23. Bandy-Ball.—XIV. Century.
Goff, according to the present modification of the game, is performed with a bat, not much unlike the bandy: the handle of this instrument is straight, and usually made of ash, about four feet and a half in length; the curvature is affixed to the bottom, faced with horn and backed with lead; the ball is a little one, but exceedingly hard, being made with leather, and, as before observed, stuffed with feathers. There are generally two players, who have each of them his bat and ball. The game consists in driving the ball into certain holes made in the ground; he who achieves it the soonest, or in the fewest number of strokes, obtains the victory. The goff-lengths, or the spaces between the first and last holes, are sometimes extended to the distance of two or three miles; the number of intervening holes appears to be optional, but the balls must be struck into the holes, and not beyond them; when four persons play, two of them are sometimes partners, and have but one ball, which they strike alternately, but every man has his own bandy.
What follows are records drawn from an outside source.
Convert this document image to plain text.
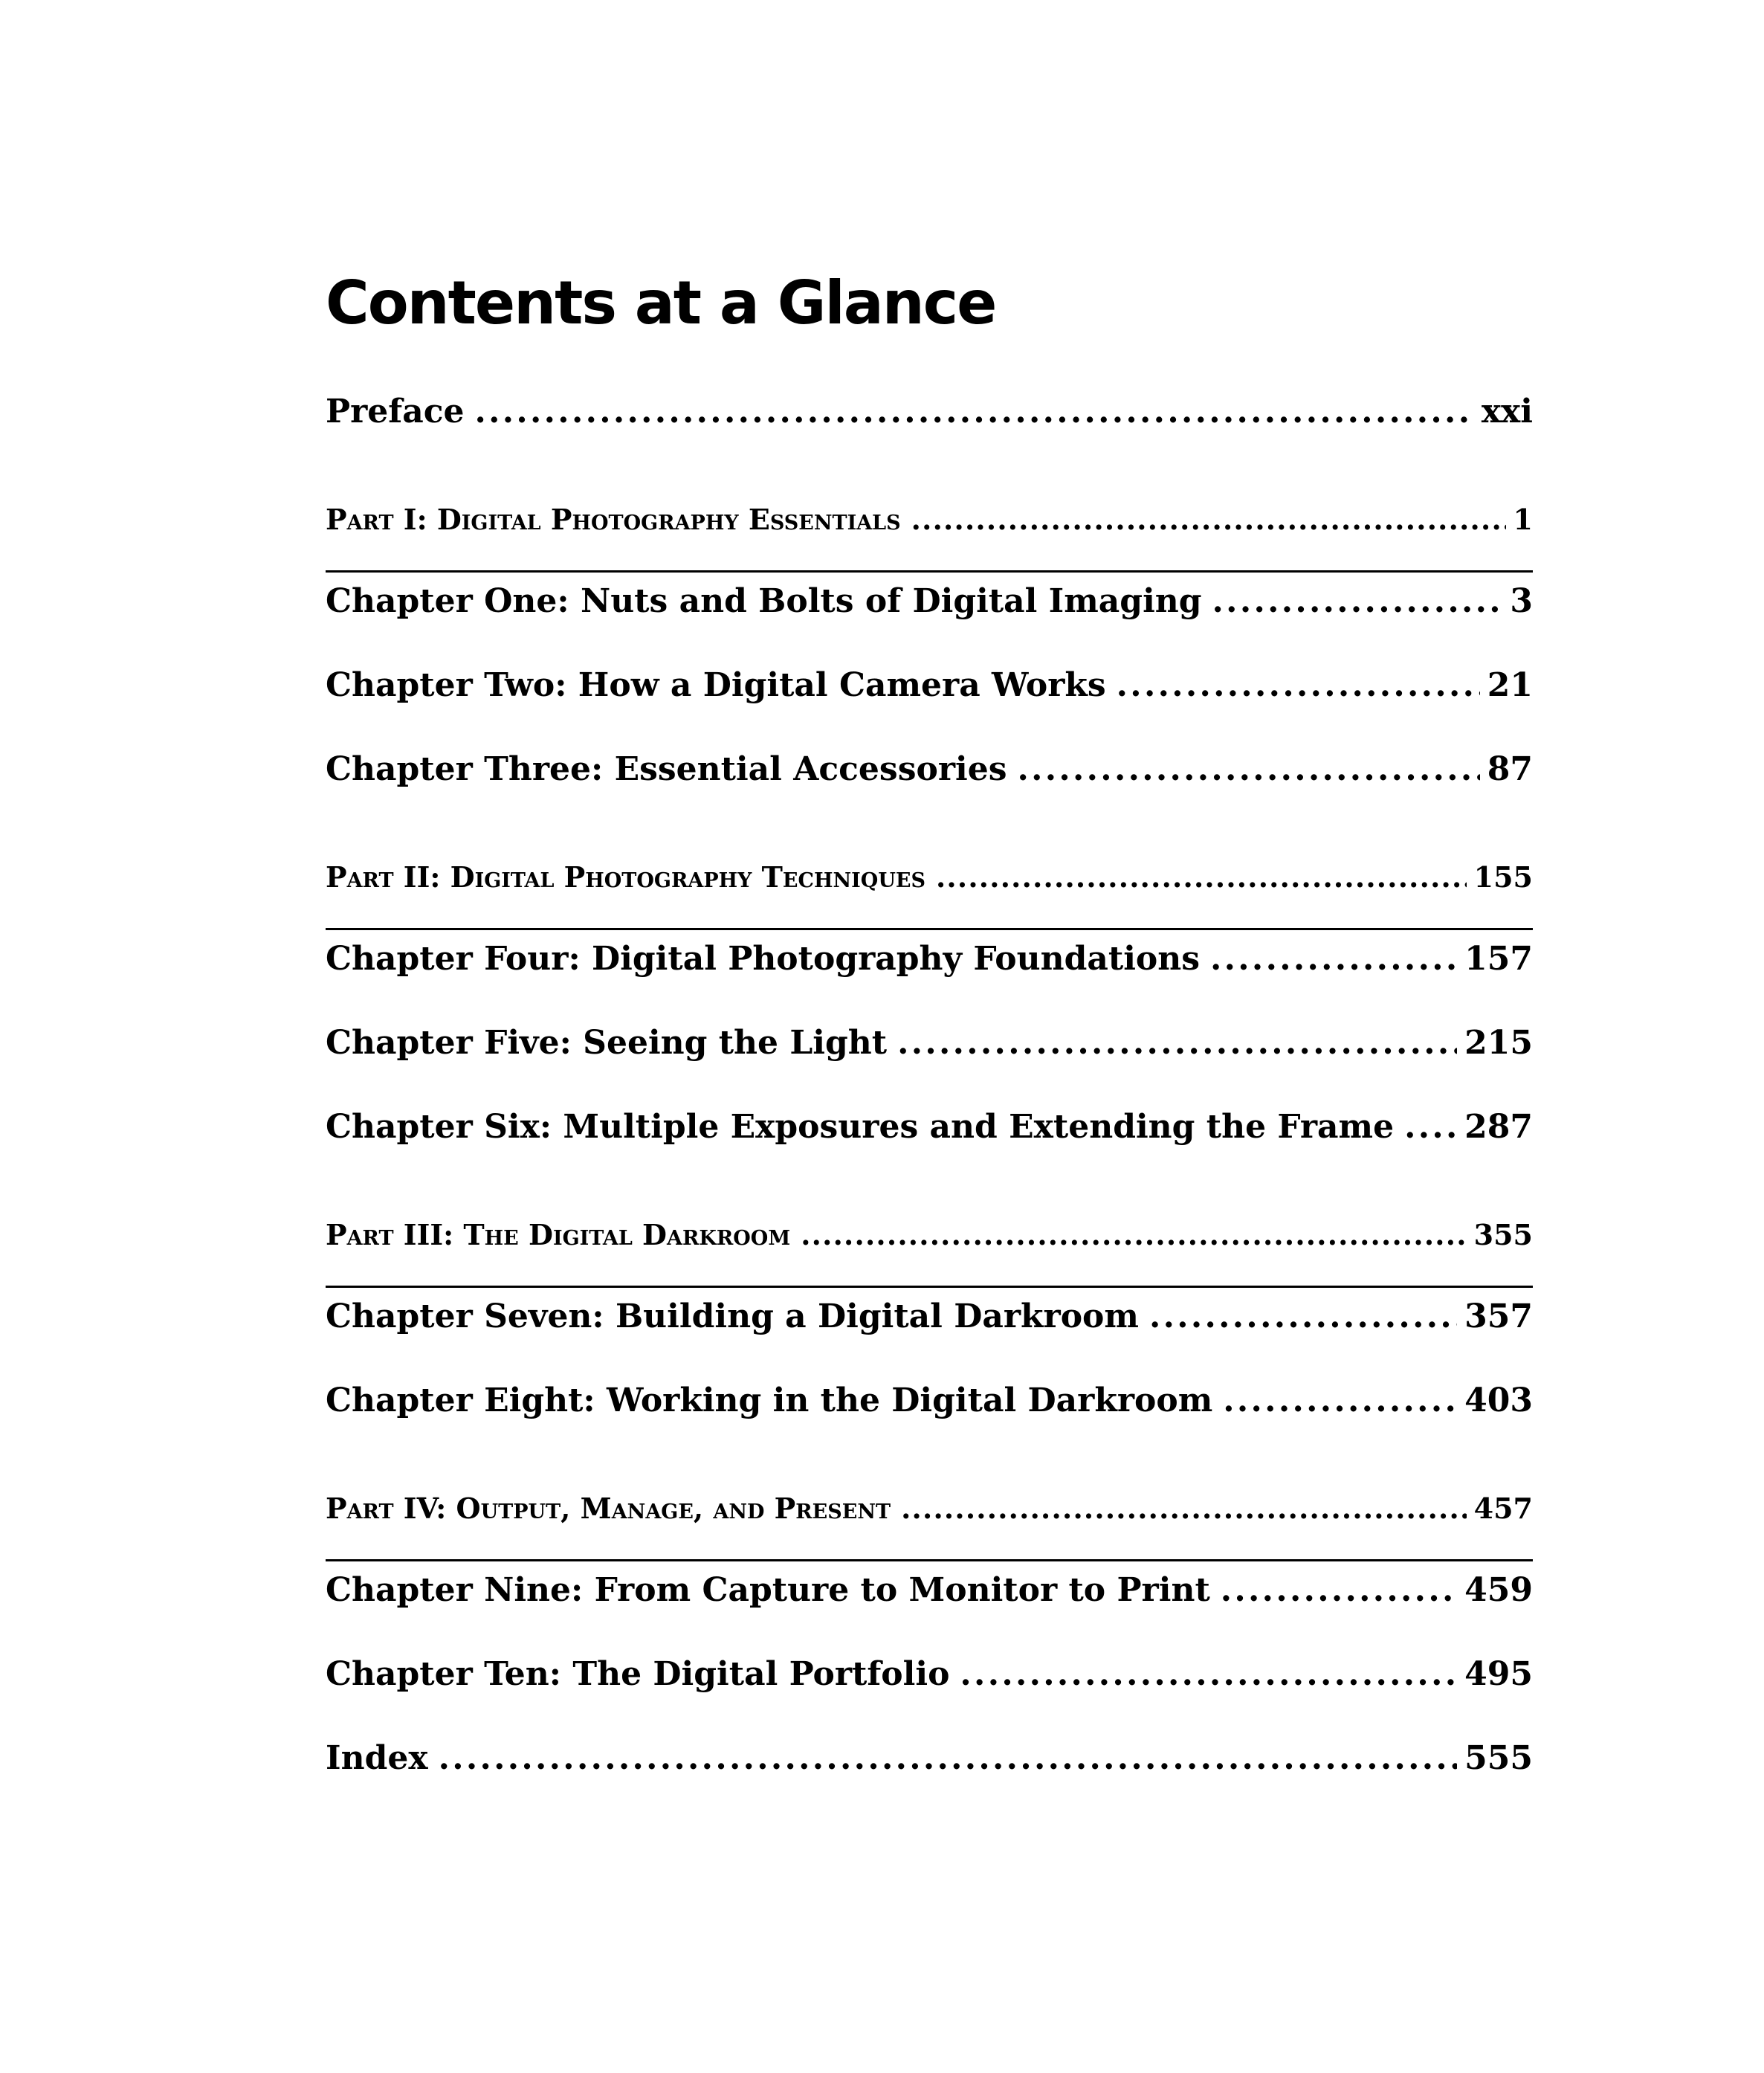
Contents at a Glance
Preface . . .	xxi
Part I: Digital Photography Essentials . . .	1
Chapter One: Nuts and Bolts of Digital Imaging . . .	3
Chapter Two: How a Digital Camera Works . . .	21
Chapter Three: Essential Accessories . . .	87
Part II: Digital Photography Techniques . . .	155
Chapter Four: Digital Photography Foundations . . .	157
Chapter Five: Seeing the Light . . .	215
Chapter Six: Multiple Exposures and Extending the Frame . . . 287
Part III: The Digital Darkroom . . .	355
Chapter Seven: Building a Digital Darkroom . . .	357
Chapter Eight: Working in the Digital Darkroom . . .	403
Part IV: Output, Manage, and Present . . .	457
Chapter Nine: From Capture to Monitor to Print . . .	459
Chapter Ten: The Digital Portfolio . . .	495
Index . . .	555
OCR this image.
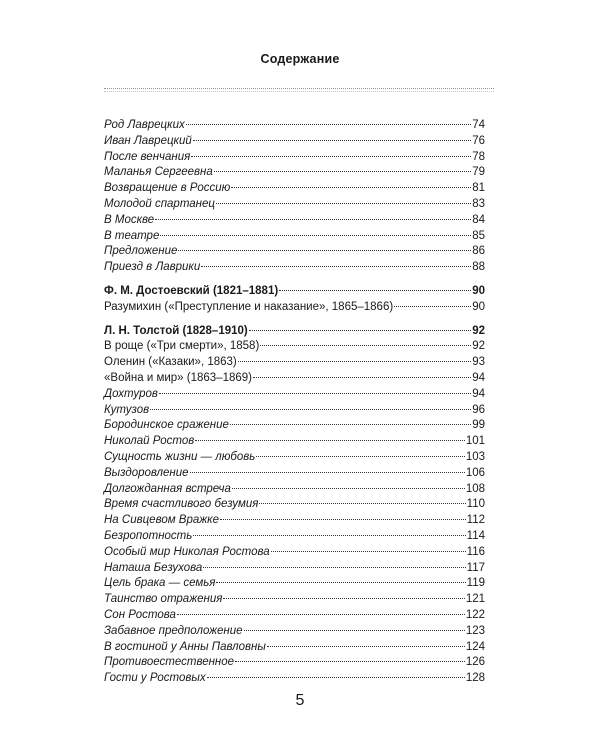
Содержание
Род Лаврецких	74
Иван Лаврецкий	76
После венчания	78
Маланья Сергеевна	79
Возвращение в Россию	81
Молодой спартанец	83
В Москве	84
В театре	85
Предложение	86
Приезд в Лаврики	88
Ф. М. Достоевский (1821–1881)	90
Разумихин («Преступление и наказание», 1865–1866)	90
Л. Н. Толстой (1828–1910)	92
В роще («Три смерти», 1858)	92
Оленин («Казаки», 1863)	93
«Война и мир» (1863–1869)	94
Дохтуров	94
Кутузов	96
Бородинское сражение	99
Николай Ростов	101
Сущность жизни — любовь	103
Выздоровление	106
Долгожданная встреча	108
Время счастливого безумия	110
На Сивцевом Вражке	112
Безропотность	114
Особый мир Николая Ростова	116
Наташа Безухова	117
Цель брака — семья	119
Таинство отражения	121
Сон Ростова	122
Забавное предположение	123
В гостиной у Анны Павловны	124
Противоестественное	126
Гости у Ростовых	128
5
It should seem that goff was a fashionable game among the nobility at the commencement of the seventeenth century, and it was one of the exercises with which prince Henry, eldest son to James I., occasionally amused himself, as we learn from the following anecdote recorded by a person who was present: [432] "At another time playing at goff, a play not unlike to pale-maille, whilst his schoolmaster stood talking with another, and marked not his highness warning him to stand farther off, the prince thinking he had gone aside, lifted up his goff-club to strike the ball; mean tyme one standing by said to him, 'beware that you hit not master Newton:' wherewith he drawing back his hand, said, 'Had I done so, I had but paid my debts.'"
XV.—STOW-BALL.
A pastime called stow-ball is frequently mentioned by the writers of the sixteenth and seventeenth centuries, which, I presume, was a species of goff, at least it appears to have been played with the same kind of ball. In Littleton's Latin and English Dictionary, under the word paganica, the goff-ball and the stow-ball are the same.
XVI.—PALL-MALL.
According to the author, in the reign of James I., quoted above, pall-mall was a pastime not unlike goff, but if the definition of the former given by Cotgrave be correct, it will be found to differ materially from the latter, at least as it was played in modern times. "Pale-maille," says he, "is a game wherein a round box ball is struck with a mallet through a high arch of iron, which he that can do at the fewest blows, or at the number agreed upon, wins." It is to be observed, that there are two of these arches, that is, "one at either end of the alley." The game of mall was a fashionable amusement in the reign of Charles II., and the walk in St. James's Park, now called the Mall, received its name from having been appropriated to the purpose of playing at mall, where Charles himself and his courtiers frequently exercised themselves in the practice of this pastime. The denomination mall given to the game, is evidently derived from the mallet or wooden hammer used by the players to strike the ball.